The Queensland Audit Office tabled its report (PDF) on the state's online service delivery today, finding that it does not meet customer expectations and that certain personal information could be better protected.
The audit examined the service delivery of Brisbane City Council; the Department of Science, Information Technology Innovation and the Arts' Smart Service Queensland business unit; the Departments of Transport and Main Roads; the Department of Tourism, Major Events, Small Business and the Commonwealth Games (DTESB); and the Queensland Treasure and Trade's Office of State Revenue.
The report found that the audited departments had not kept up with the increased demand for online services, or used technology effectively. It also pointed to the state's previous 2009 ICT strategy document, Toward Q2 through ICT (PDF), highlighting that the departments it audited failed to reach the former target of having 50 percent of services made available online by 2012.
"Strategic leadership and central direction has been notably ineffective, and departments have not implemented comprehensive strategies for managing all their service delivery channels. As a result, service delivery methods remain disparate across departments," the report read.
Furthermore, not one department appears to know what services they provide and which channels — face-to-face, telephone, mail, or online — are being used to deliver them.
"No department has a document that identifies all their services, the channels used to deliver those services, and how performance of each channel is assessed."
Yet for those departments that are engaging in delivering services online, the report shows immediate benefits.
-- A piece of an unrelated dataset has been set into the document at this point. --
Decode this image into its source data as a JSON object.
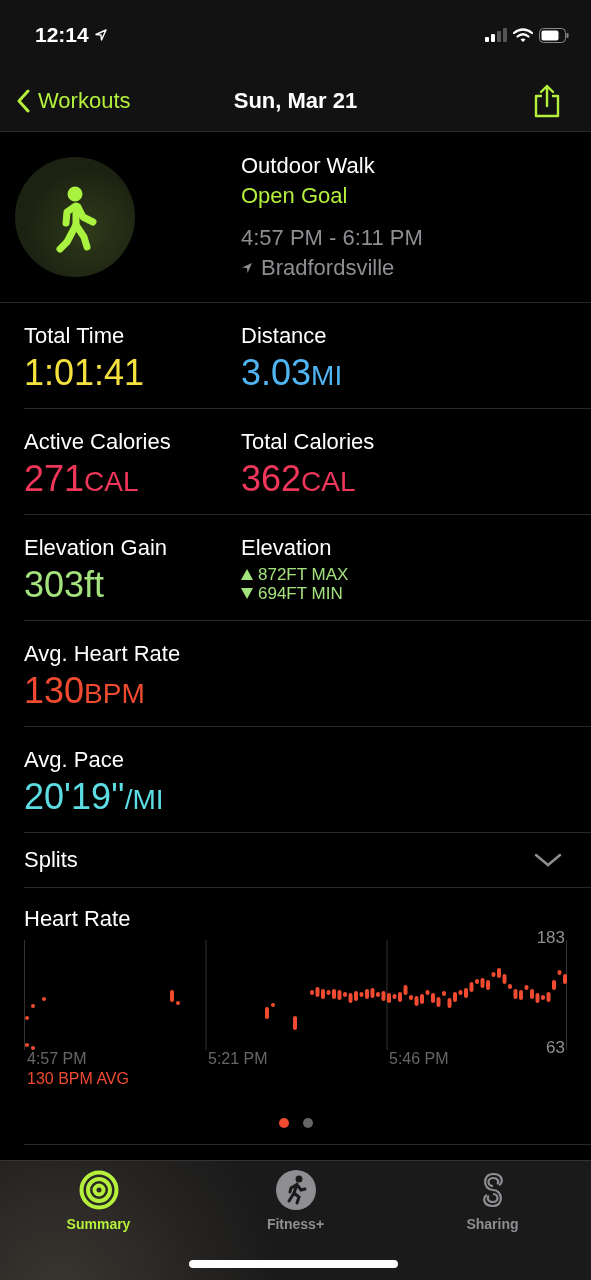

The report notes that DTESB, which formed a limited online services strategy in 2011 for its business and industry website, has seen 98 percent of its customer services delivered online for September 2012. Previously, this figure was 67 percent in December 2010.
Together with the Office of State Revenue, it closed its counter services, netting a saving of about AU$1.1 million between the two departments. Drawing on previous research from studies in the UK, the report notes that a single transaction in person costs AU$16, while an online one costs AU$0.12. It goes on to clarify, however, that no one channel of service delivery will meet all customer needs.
When it came to protecting customer information sent online, however, the report notes that the technology used by the departments that were audited was not up to the task, and that "the current state of technology is hindering progress to deliver more services online".
It notes that while there have been no reports of major security incidents, it issued a warning stating that they are "not well prepared for internet security attacks that are becoming more sophisticated and targeted".
Security in general does not appear to be a top priority, with the report noting that none of the departments audited has a security plan, and the departments' end-to-end security designs do not contain any documentation that could be used to enable risk identification.
When it came to credit card information, the report noted that all audited departments were compliant with the Payment Card Industry Digital Security Standard (PCI-DSS), but that non-financial information is potentially an issue for the Office of State Revenue and Smart Service Queensland. Two departments/business units in particular were singled out in the report as having significant security issues.
Smart Service Queensland is responsible for the security of the Queensland Government website (www.qld.gov.au), but its department does not conduct penetration testing of any kind. The report noted that it would be difficult to identify risks and vulnerabilities.
Smart Service Queensland has promised to develop an online information security plan and implementation schedule. A recommendation to conduct penetration testing was not included in the report, and Smart Service Queensland has not indicated in its response that it intends to undertake any in the future.
The Office of State Revenue did perform a penetration test in July 2012; however, this revealed a large number of security risks. A plan has been developed to address the risks, but the report does not note when the vulnerabilities will be closed or if they have already.
The Office of State Revenue does note in its response, however, that regular penetration testing will form the basis of assessing and documenting security designs to mitigate, risks and that it is currently updating its online services applications and documentation.